Crítica: La Dosis (2020), de Martín Kraut

La Dosis (Argentina – 2020)
Debido a la crisis sanitaria este filme se estrena simultáneamente en Cine.Ar TV y Cine.AR Play (Gratis durante una semana).

Dirección y Guion: Martín Kraut / Producción: Pablo Chernov / Fotografía: Gustavo Biazzi / Montaje: Eliane D. Katz / Música Original: Juan Tobal / Intérpretes: Carlos Portaluppi, Ignacio Rogers, Lorena Vega / Duración: 93 minutos.

DESPOJOS VISCERALES

Con la mirada levemente perdida y el cuerpo alicaído, Marcos Roldán advierte cómo se le escabullen la carrera y el resto de vida al otro lado del vidrio, en esa unidad de cuidados intensivos que tanto recorrió durante 20 años. Lo que antes era experiencia y profesionalismo, de pronto, se convierte en ocaso y descuido. Ahora, se asemeja a un espectro que deambula entre las lúgubres instalaciones del hospital o engulle solo la lata de arvejas diaria. “Tenía las venas muy finitas –intenta excusarse cuando Gabriel entra a la oficina–. Nunca me pasó”. Éste pretende consolarlo, sin embargo, el reflejo de un paciente en la camilla proyectado sobre el torso del hombre –en una suerte de mundo lejano– acentúa el sentimiento de quiebre. A Marcos no le queda más nada, mientras que el nuevo enfermero promete juventud, simpatía, cordialidad; incluso, luce más alto que él en la escena, como si se impusiera tácitamente una renovación natural.

Ya desde el inicio de La dosis, el protagonista es despojado de los lazos afectivos y de la zona de confort hasta volverse preso de alucinaciones y trucos mentales. Los cajones y muebles vacíos del departamento dan a entender el abandono reciente y su sistema emocional termina en jaque tras la llegada del compañero comprador y el emergente triángulo entre ellos y Noelia, colega y amiga.
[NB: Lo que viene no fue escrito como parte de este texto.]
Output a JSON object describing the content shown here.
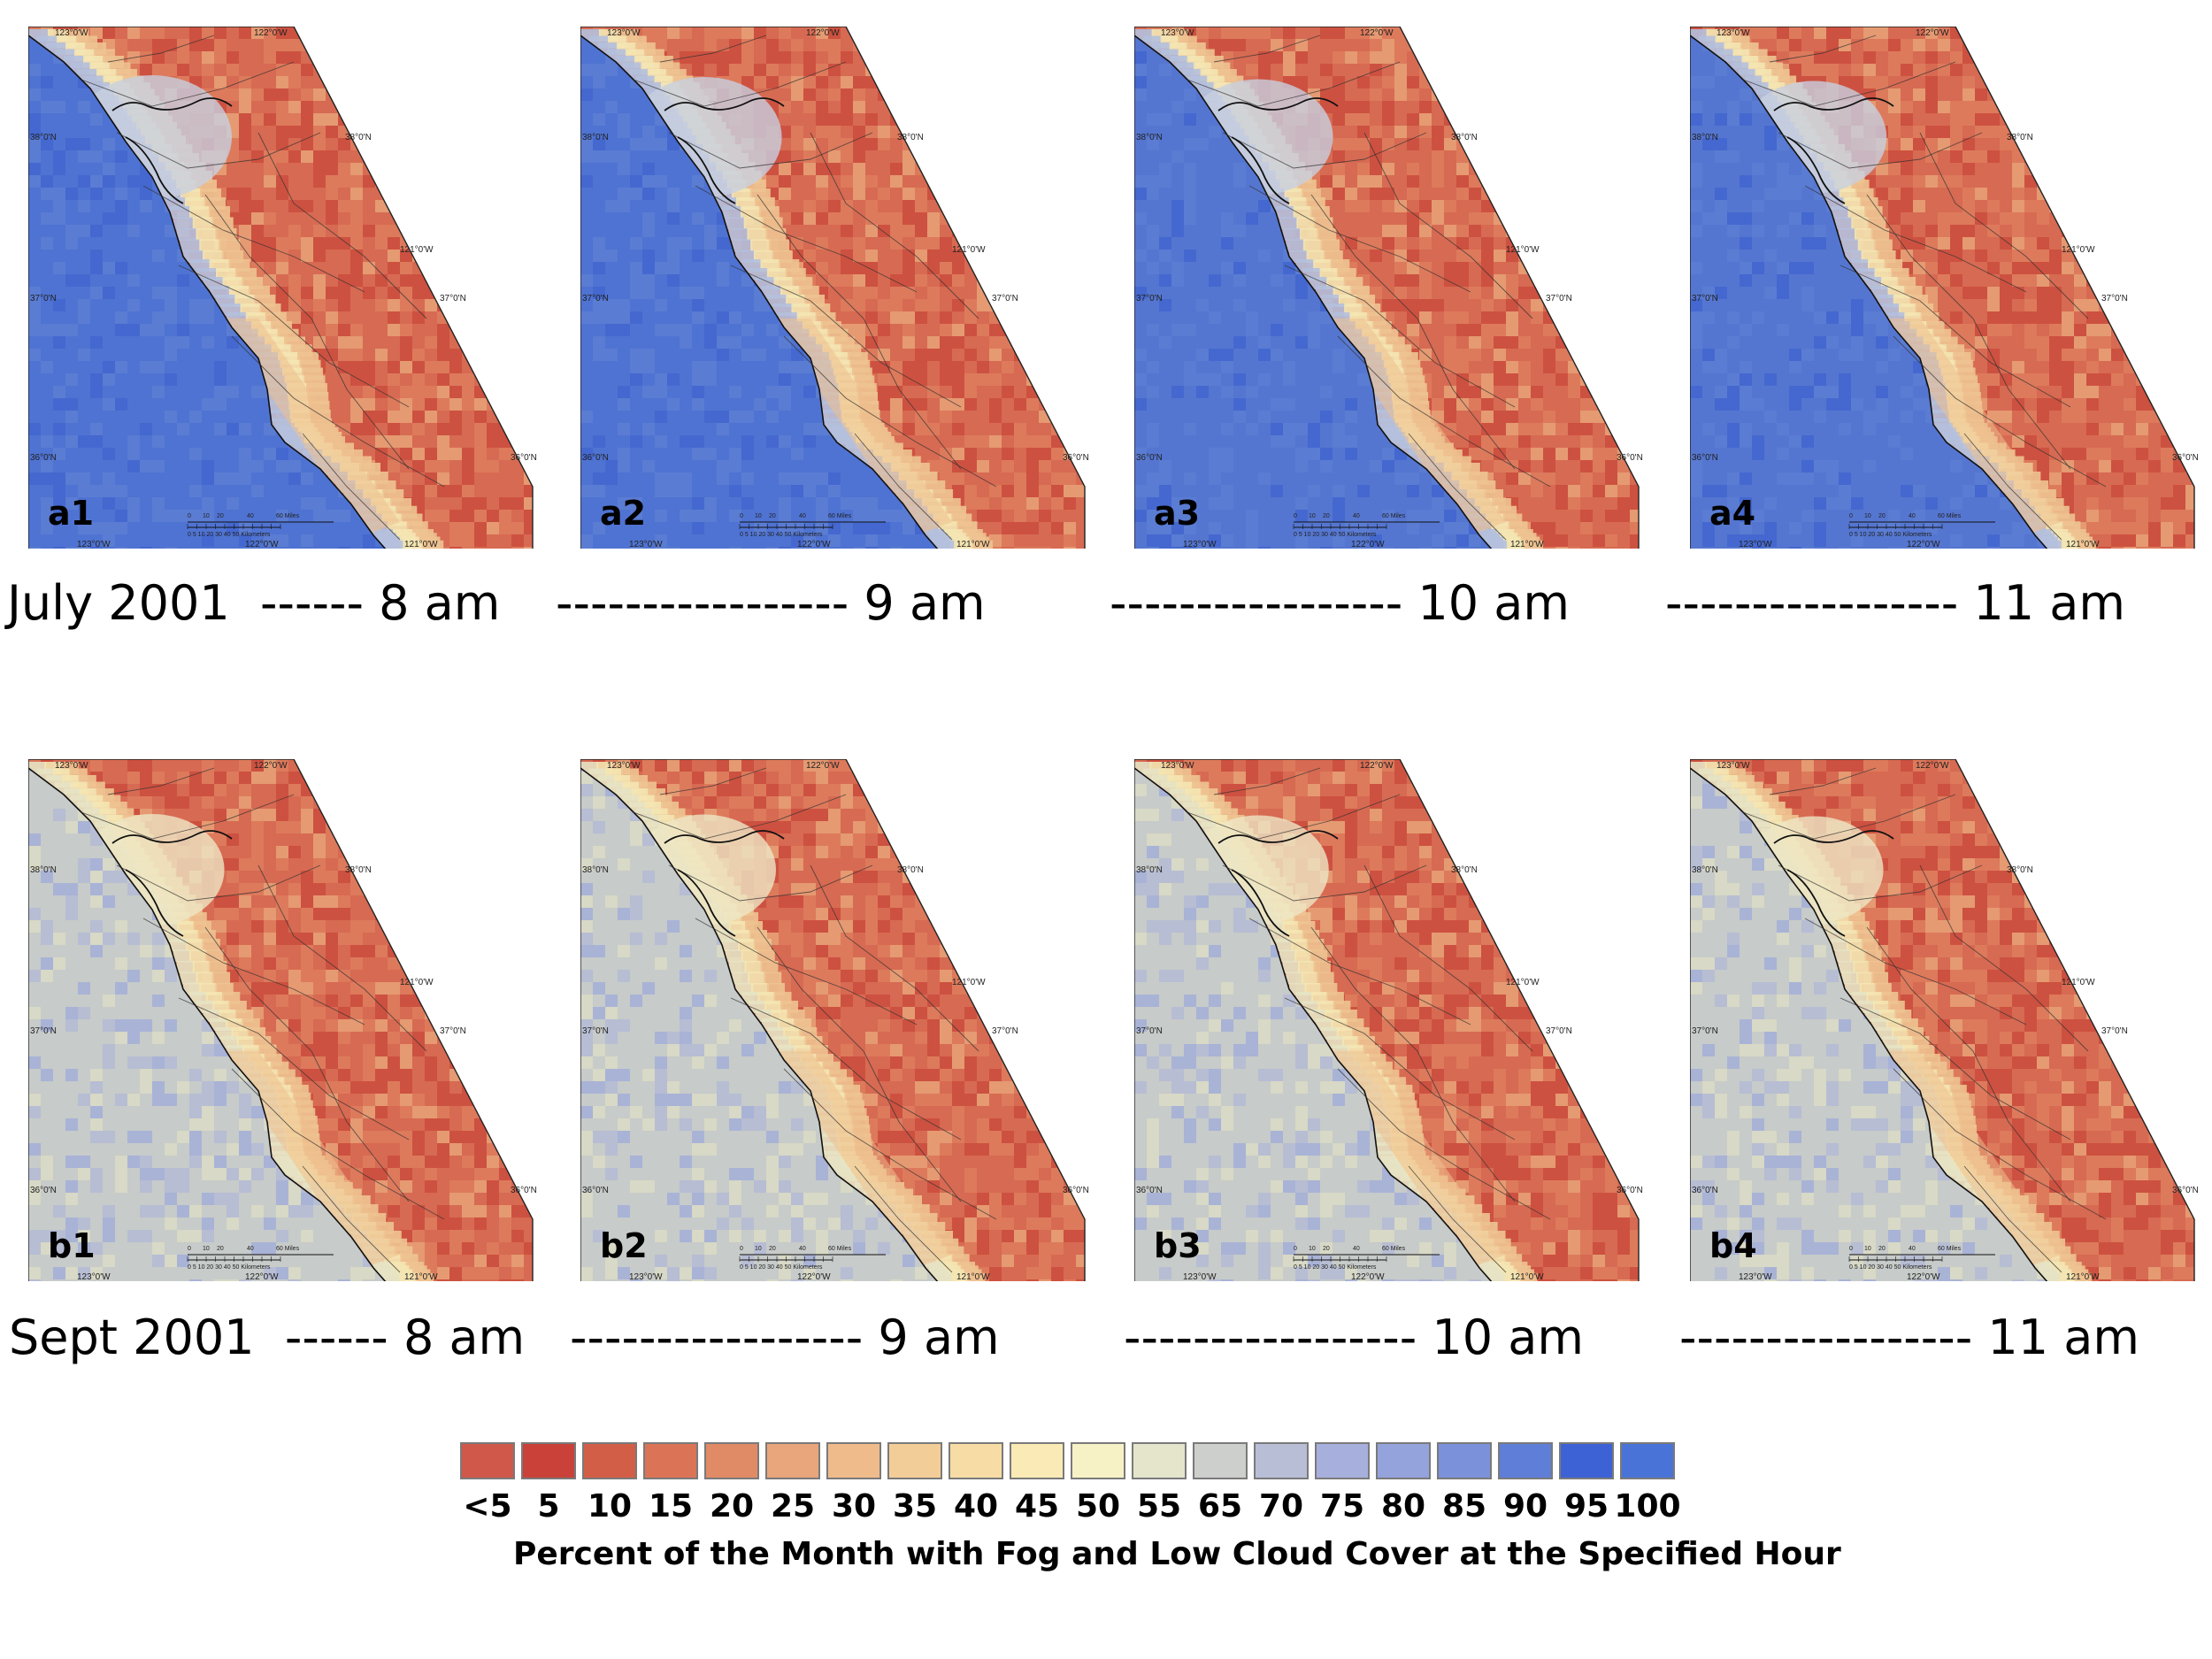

Cuando ambos frentes lo sumergen por completo en la soledad, el director embiste otra vez quitándole también su secreto, el último vestigio identitario. Descubierto y aturdido, Marcos se transforma en testigo y cómplice de las decisiones arbitrarias de Gabriel y no puede escapar de la red de juegos de dobles y espejos, engaños, ambigüedades, jeringas letales, sinfonías de los aparatos médicos, luces tenues y pasillos desiertos.

Inspirado por una noticia de 2012 en la que dos enfermeros utilizaron la eutanasia en varios pacientes en Uruguay, Martín Kraut confecciona su ópera prima como una versión libre sostenida en superposiciones de capas de sentido, proyecciones translúcidas y una paleta de colores oscura para crear puntos comunes y de desdoblamiento entre Marcos y Gabriel. La creencia de salvación o condena, que roza las fronteras permanentemente para descubrir las similitudes entre los hombres. O las batallas implícitas entre maestro y discípulo para encarnar / poseer lo del otro cargadas de incógnitas e ilusiones. Y la idea de muerte que sobrevuela durante toda la película a través de reconfiguraciones de sentido como el desposeimiento, el fin de un trabajo o de una época, una mudanza, el abandono, la soledad y el fallecimiento propiamente dicho. Un entramado turbio con múltiples pasadizos falsos que enmaraña realidad con imaginación; un desplazamiento del eje que amenaza con revelar aquello más profundo para no volverlo a ocultar.